Was bedeutet das für uns Publisher?

Pulse präsentiert zweierlei Informationen. Zeit-insensitiver Inhalt, der sich im Wesentlichen auf Problemstellungen aus Arbeit und Privatem bezieht. Der Inhalt ist generisch, aber personalisiert. Das macht die Push-Logik schon sehr spannend. Zusätzlich werden aber auch echte Nachrichten/News ausgespielt (ChatGPT wird "Publisher") und man kann sich personalisierte Push-Newsletter zu beliebigen Themen konzipieren. Das ist ein direkter Angriff auf den klassischen News-Konsum.

Ich habe immer wieder davon gesprochen, dass wir uns auf proaktive Antwort-Maschinen vorbereiten müssen, die per Push situativ angepasste Inhalte präsentieren. Pulse kommt dem sehr nahe. Für die User entstehen somit hyper-personalisierte Informationsumgebungen. Auf kurz oder lang wird die Sogwirkung noch stärker sein, als die eines TikTok-Feeds.

Was nun?

Klassische Publisher können und werden hier kaum mithalten. Umso wichtiger wird es, generischer Inhalte-Produktion weitestgehend auszuweichen und gemeinsam mit den besten Journalisten des Hauses auf echten Journalismus zu setzen. Von Menschen für Menschen wird immer wichtiger. Nur hier wird es in Zukunft noch Zahlungsbereitschaft geben. KI wird über Zeit zur Wissens-Almende, also müssen wir dorthin, wo wir komplementär wirken und unersetzbar sind.

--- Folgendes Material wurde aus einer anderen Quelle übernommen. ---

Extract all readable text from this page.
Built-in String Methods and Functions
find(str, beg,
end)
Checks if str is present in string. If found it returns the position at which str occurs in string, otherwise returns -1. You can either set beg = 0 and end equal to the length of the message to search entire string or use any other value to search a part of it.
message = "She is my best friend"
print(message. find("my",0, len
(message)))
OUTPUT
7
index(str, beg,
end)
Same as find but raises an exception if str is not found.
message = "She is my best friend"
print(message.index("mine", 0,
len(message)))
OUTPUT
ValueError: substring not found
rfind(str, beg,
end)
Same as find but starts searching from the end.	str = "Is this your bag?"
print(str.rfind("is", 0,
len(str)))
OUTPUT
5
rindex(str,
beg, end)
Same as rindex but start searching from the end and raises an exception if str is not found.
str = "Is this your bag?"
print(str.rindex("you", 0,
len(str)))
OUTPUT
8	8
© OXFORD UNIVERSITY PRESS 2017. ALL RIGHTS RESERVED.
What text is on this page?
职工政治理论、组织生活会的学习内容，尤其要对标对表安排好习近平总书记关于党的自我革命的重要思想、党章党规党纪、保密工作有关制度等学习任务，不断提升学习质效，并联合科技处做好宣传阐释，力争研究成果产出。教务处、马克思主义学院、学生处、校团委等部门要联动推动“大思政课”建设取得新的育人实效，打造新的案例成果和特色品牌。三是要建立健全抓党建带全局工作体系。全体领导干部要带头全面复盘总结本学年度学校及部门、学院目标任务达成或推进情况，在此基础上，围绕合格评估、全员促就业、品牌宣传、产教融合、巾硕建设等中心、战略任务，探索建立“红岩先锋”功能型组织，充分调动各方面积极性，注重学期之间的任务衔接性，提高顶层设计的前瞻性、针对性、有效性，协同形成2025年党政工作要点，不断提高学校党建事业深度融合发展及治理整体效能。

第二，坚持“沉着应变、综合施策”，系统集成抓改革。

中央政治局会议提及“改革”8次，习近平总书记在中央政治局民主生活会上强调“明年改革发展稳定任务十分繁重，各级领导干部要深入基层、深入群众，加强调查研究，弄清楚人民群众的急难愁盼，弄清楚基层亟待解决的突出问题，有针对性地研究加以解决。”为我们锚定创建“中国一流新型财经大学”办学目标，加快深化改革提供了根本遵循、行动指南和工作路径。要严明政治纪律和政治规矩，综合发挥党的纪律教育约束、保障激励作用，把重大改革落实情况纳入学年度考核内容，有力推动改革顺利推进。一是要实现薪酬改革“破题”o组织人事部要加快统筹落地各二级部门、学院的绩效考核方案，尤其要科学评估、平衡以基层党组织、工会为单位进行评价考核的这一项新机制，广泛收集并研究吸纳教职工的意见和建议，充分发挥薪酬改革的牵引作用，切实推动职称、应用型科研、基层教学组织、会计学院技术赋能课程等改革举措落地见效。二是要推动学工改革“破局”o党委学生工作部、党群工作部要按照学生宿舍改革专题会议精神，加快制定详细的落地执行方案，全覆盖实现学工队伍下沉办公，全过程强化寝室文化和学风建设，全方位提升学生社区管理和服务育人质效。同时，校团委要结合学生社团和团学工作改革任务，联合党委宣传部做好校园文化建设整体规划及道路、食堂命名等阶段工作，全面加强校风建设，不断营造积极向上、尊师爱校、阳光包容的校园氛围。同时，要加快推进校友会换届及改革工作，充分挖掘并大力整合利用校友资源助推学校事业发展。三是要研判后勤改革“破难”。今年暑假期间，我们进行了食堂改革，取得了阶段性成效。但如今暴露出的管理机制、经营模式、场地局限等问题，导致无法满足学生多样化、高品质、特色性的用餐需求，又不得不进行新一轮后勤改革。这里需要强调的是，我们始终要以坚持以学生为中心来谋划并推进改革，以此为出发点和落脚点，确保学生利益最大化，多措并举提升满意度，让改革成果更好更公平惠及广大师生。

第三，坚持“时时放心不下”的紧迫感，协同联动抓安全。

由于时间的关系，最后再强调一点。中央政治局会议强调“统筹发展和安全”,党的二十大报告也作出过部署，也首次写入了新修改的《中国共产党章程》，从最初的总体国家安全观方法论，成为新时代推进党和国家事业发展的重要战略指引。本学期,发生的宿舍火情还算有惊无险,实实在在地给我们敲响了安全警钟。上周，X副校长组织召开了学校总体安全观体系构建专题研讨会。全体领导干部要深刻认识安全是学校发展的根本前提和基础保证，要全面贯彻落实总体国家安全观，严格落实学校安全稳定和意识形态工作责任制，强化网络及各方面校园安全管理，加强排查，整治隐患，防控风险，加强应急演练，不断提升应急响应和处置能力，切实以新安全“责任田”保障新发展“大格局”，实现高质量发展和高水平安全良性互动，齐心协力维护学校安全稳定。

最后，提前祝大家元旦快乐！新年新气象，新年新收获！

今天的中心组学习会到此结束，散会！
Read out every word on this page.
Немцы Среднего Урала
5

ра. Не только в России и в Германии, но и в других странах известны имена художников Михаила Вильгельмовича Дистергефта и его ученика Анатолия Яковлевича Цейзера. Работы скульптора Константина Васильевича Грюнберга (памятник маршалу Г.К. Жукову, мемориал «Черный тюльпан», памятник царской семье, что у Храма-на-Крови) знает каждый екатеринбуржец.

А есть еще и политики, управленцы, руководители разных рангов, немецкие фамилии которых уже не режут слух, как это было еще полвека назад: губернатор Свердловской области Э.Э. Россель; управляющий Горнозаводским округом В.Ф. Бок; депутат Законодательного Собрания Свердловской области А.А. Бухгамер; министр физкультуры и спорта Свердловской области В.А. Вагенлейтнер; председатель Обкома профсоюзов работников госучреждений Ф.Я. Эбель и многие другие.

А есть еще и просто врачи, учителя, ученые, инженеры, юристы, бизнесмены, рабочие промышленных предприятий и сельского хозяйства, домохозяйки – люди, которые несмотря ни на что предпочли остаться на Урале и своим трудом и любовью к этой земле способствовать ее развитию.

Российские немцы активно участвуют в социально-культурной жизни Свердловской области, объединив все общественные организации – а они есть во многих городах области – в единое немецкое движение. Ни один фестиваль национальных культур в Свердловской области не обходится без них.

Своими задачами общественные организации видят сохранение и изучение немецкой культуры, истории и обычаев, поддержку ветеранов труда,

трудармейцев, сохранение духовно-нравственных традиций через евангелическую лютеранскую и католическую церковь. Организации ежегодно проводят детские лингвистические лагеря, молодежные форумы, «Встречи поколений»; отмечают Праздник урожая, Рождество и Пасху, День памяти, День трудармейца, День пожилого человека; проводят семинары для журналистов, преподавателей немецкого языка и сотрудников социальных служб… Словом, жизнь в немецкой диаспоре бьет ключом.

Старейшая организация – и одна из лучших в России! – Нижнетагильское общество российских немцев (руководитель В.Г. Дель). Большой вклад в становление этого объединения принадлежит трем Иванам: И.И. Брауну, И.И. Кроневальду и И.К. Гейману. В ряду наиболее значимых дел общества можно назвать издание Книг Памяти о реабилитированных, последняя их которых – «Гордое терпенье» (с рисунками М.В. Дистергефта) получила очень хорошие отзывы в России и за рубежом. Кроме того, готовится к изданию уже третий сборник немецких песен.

Publisher sind nur in zweiter Linie Inhalts-Distributoren. Diesen Wettkampf haben wir gegen die großen Ökosysteme bereits verloren.

Oft habe ich das Gefühl, dass die Branche noch nicht akzeptieren will, dass wir uns von der Distributionsfokussierung der letzten beiden Jahrzehnte (Google, SocMed, Likes, Hot Traffic... you name it) verabschieden müssen. Publisher sind nur in zweiter Linie Inhalts-Distributoren. Diesen Wettkampf haben wir gegen die großen Ökosysteme bereits verloren. Distribution heißt Effizienz, und da gibt es gegen Google, OAI und Meta nichts zu holen. Wer die aktuellen Traffic-Entwicklungen beobachtet, weiß, das es kein Zurück gibt. Gleiches gilt schon lange für Social.

Was wirklich zählt ist der Fokus auf das, was Publisher seit jeher sein sollten. Kontextualisierer, Agenda Setter, Vermittler von Wissen und Passion für Themen. OpenAI Pulse ist nicht das Ende, aber eben ein weiterer Schritt in eine Publisher-freie Ära. Es sollte uns nicht in Panik verfallen lassen, aber den Blick dafür schärfen, dass das, was kommt, unausweichlich ist und wir uns JETZT Gedanken dazu machen müssen, was es bedeutet, ein journalistisches Haus zu sein.